Let 2023 be the year in which Hong Kong’s fortunes turn around

After a year of sporting excitement and economic turbulence, Hong Kong is emerging from Covid-19 to fresh possibilities and a long-awaited return to normality.

Just like that, another year has come and gone. 2022 has passed in the blink of an eye and it’s almost time to ring in the new year.

And what a year it’s been! For sports fans, the Fifa World Cup was a highlight, with a projected five billion people globally watching some part of the month-long tournament. The most popular sporting event on the planet saw a host of records broken – from the most goals scored in the tournament, to Lionel Messi breaking 10 World Cup records, including being the first player to score in every round. The final and Argentina’s fairy-tale ending is being described as one of the greatest football matches of all time.

Hong Kong swimming phenomenon Siobhan Haughey made a splash, winning seven gold medals at the Fina Swimming World Cup. She also triumphed at the Fina World Championships with a gold and silver to her name.

Economically, it has been a turbulent year. Tens of trillions of dollars were wiped off the world’s stock markets. Tech stocks were crushed, with Meta Platforms, Peloton and Tesla falling more than 60 per cent.

Inflation in both the United States and the United Kingdom rose to 40-year highs, driven mostly by surging food, gas and energy prices on the back of the Russia-Ukraine war. US interest rates rose to its highest in 15 years as the Federal Reserve targeted inflation, and the Hong Kong Monetary Authority increased its base rate to 4.75 per cent, close to its 15-year high.

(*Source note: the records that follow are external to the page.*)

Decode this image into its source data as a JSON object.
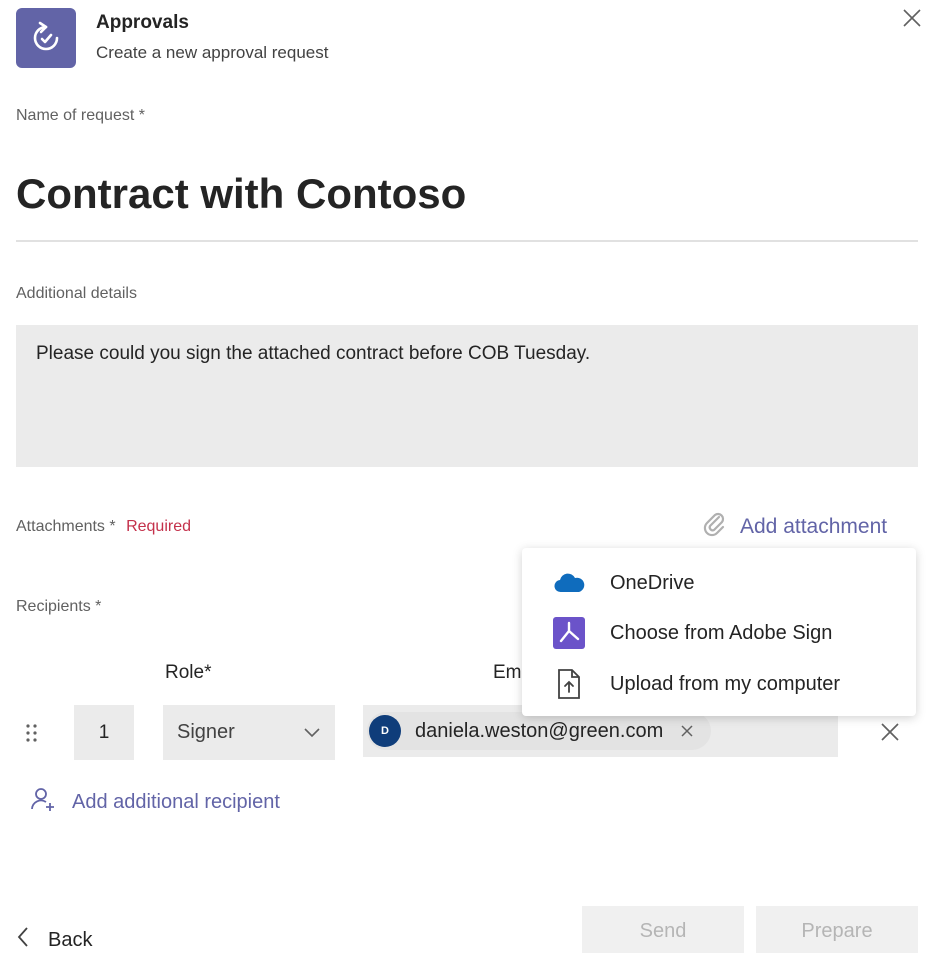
{
  "header": {
    "app_icon": "approvals-icon",
    "title": "Approvals",
    "subtitle": "Create a new approval request",
    "close_icon": "close-icon"
  },
  "form": {
    "name_label": "Name of request",
    "name_value": "Contract with Contoso",
    "details_label": "Additional details",
    "details_value": "Please could you sign the attached contract before COB Tuesday.",
    "attachments_label": "Attachments",
    "attachments_required": "Required",
    "add_attachment_label": "Add attachment",
    "recipients_label": "Recipients",
    "required_star": "*"
  },
  "attachment_menu": {
    "items": [
      {
        "label": "OneDrive",
        "icon": "onedrive-icon"
      },
      {
        "label": "Choose from Adobe Sign",
        "icon": "adobe-sign-icon"
      },
      {
        "label": "Upload from my computer",
        "icon": "upload-file-icon"
      }
    ]
  },
  "recipients_table": {
    "role_header": "Role*",
    "email_header": "Email",
    "rows": [
      {
        "order": "1",
        "role": "Signer",
        "avatar_initial": "D",
        "email": "daniela.weston@green.com"
      }
    ],
    "add_recipient_label": "Add additional recipient"
  },
  "footer": {
    "back_label": "Back",
    "send_label": "Send",
    "prepare_label": "Prepare"
  },
  "colors": {
    "accent": "#6264a7",
    "required": "#c4314b",
    "field_bg": "#ebebeb",
    "disabled_text": "#b5b5b5"
  }
}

Previous Wall Street cryptocurrency darlings experienced a brutal meltdown. The spectacular crash of stablecoin TerraUSD and its sister token Luna, which plunged to near-zero, evaporated about US$45 billion from the market.

The dramatic collapse of Sam Bankman-Fried’s cryptocurrency exchange FTX and subsequent fallout involving cryptocurrency lender BlockFi, bitcoin and ether has shaken the cryptocurrency industry to the core. An estimated US$1.5 trillion in cryptocurrency market capitalisation has been erased, roughly the gross domestic product of Australia or Spain.

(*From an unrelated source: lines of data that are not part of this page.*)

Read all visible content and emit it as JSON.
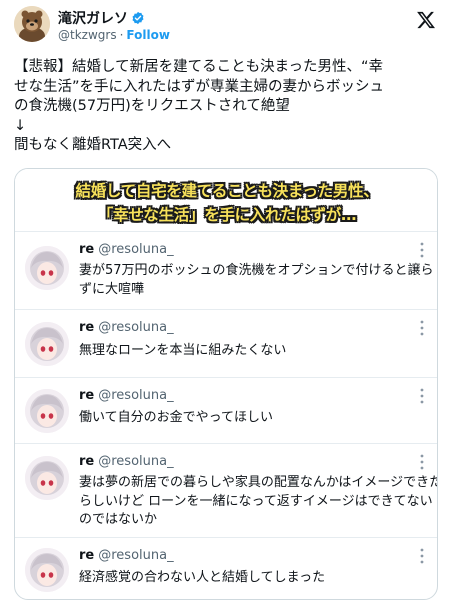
{
  "author": {
    "display_name": "滝沢ガレソ",
    "handle": "@tkzwgrs",
    "separator": "·",
    "follow_label": "Follow",
    "verified_color": "#1d9bf0"
  },
  "tweet": {
    "lines": [
      "【悲報】結婚して新居を建てることも決まった男性、“幸",
      "せな生活”を手に入れたはずが専業主婦の妻からボッシュ",
      "の食洗機(57万円)をリクエストされて絶望",
      "↓",
      "間もなく離婚RTA突入へ"
    ]
  },
  "card": {
    "banner_line1": "結婚して自宅を建てることも決まった男性、",
    "banner_line2": "「幸せな生活」を手に入れたはずが…",
    "banner_text_color": "#f7e15a",
    "replies": [
      {
        "name": "re",
        "handle": "@resoluna_",
        "lines": [
          "妻が57万円のボッシュの食洗機をオプションで付けると譲ら",
          "ずに大喧嘩"
        ]
      },
      {
        "name": "re",
        "handle": "@resoluna_",
        "lines": [
          "無理なローンを本当に組みたくない"
        ]
      },
      {
        "name": "re",
        "handle": "@resoluna_",
        "lines": [
          "働いて自分のお金でやってほしい"
        ]
      },
      {
        "name": "re",
        "handle": "@resoluna_",
        "lines": [
          "妻は夢の新居での暮らしや家具の配置なんかはイメージできた",
          "らしいけど ローンを一緒になって返すイメージはできてない",
          "のではないか"
        ]
      },
      {
        "name": "re",
        "handle": "@resoluna_",
        "lines": [
          "経済感覚の合わない人と結婚してしまった"
        ]
      }
    ]
  },
  "icons": {
    "verified": "verified-badge-icon",
    "logo": "x-logo-icon",
    "more": "more-options-icon"
  }
}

In our part of the world, President Xi Jinping secured a historic third term as China’s leader. China adjusted its zero-Covid policy. John Lee Ka-chiu was elected as Hong Kong’s fifth chief executive. Hong Kong celebrated the 25th anniversary of its establishment as a special administrative region.

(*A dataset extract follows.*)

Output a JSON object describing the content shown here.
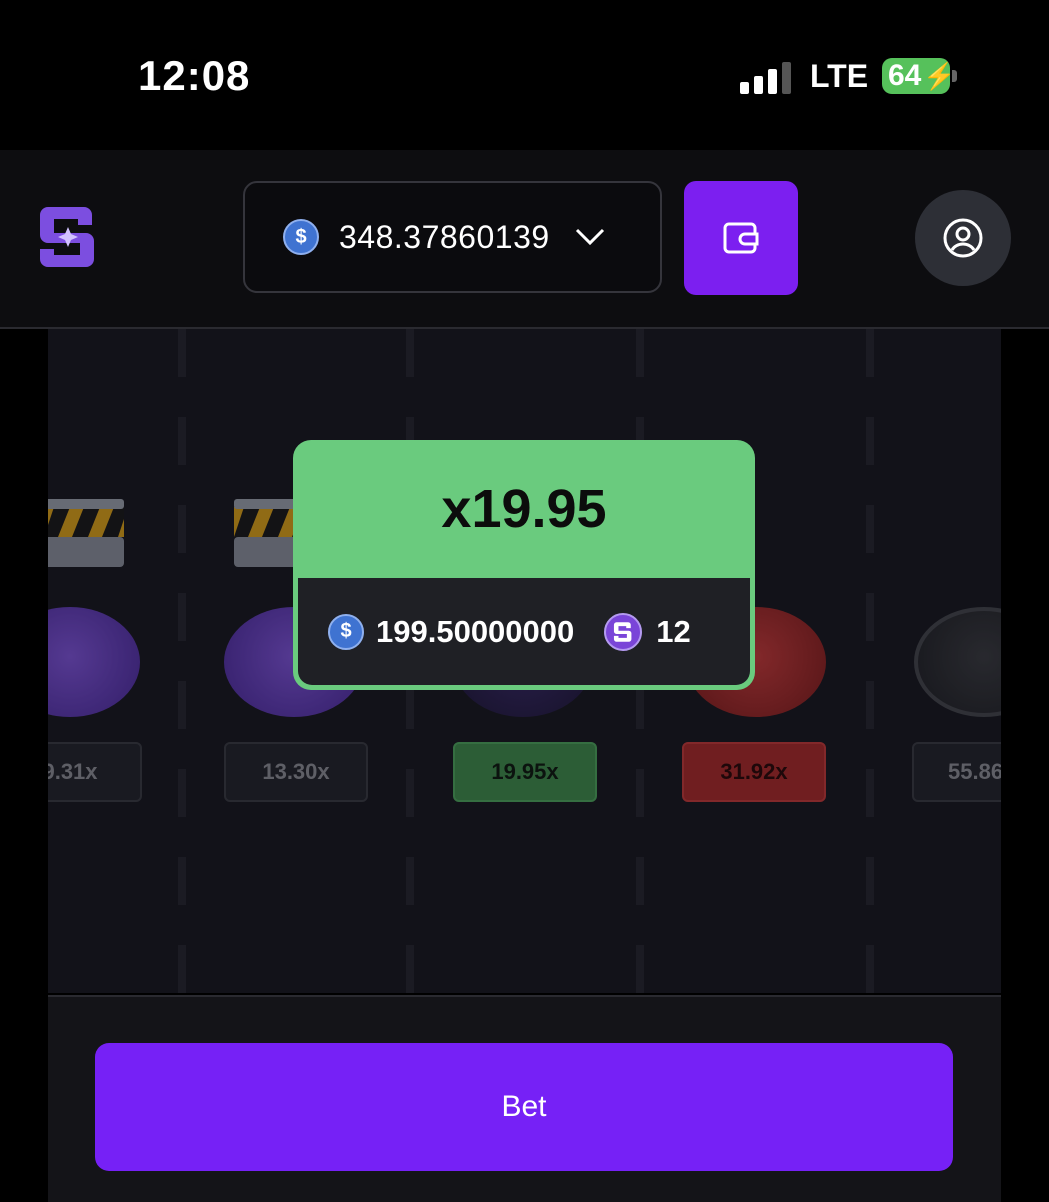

Hong Kong has not been immune to the year’s economic pain. Its economy is forecast to shrink by 3.2 per cent this year amid Covid-related restrictions, rising interest rates and weak consumption.

Before the stock rally last month, the Hang Seng Index slid to a 13-year low, losing more than a third of its value to become the world’s top index loser. Since then, it has rallied, and returned to being among the world’s best performing indices. If the stock market is any indication, Hong Kong’s fortunes may be turning.

Hong Kong has made huge strides in returning to normality. We transitioned to what is essentially a 0+0 no-quarantine-upon-arrival scheme, removed rapid antigen tests for bars and banquets, and stopped using the “Leave Home Safe” app, among other measures. Hong Kong welcomed back its iconic Sevens rugby tournament for the first time in three years, with tens of thousands of spectators.

We are looking forward to restarting the 100km Oxfam Trailwalker and the showpiece Hong Kong Marathon after an absence of several years. We remain hopeful of a full reopening of the border with the mainland and the rest of the world without restrictions.

As we welcome a new year full of possibilities, I hope that Hong Kong learns from the hiccups that other countries have experienced in reopening. Many countries have struggled with service quality due to low staffing levels and difficulties in rehiring staff who have gone on to other jobs.

After essentially mothballing the tourism industry for three years, we, too, may encounter challenges. We have had a longer time to prepare, so, theoretically, we should be able to cope with a ramp-up in demand for services. I remain optimistic that we can manage any obstacles as we return to normality.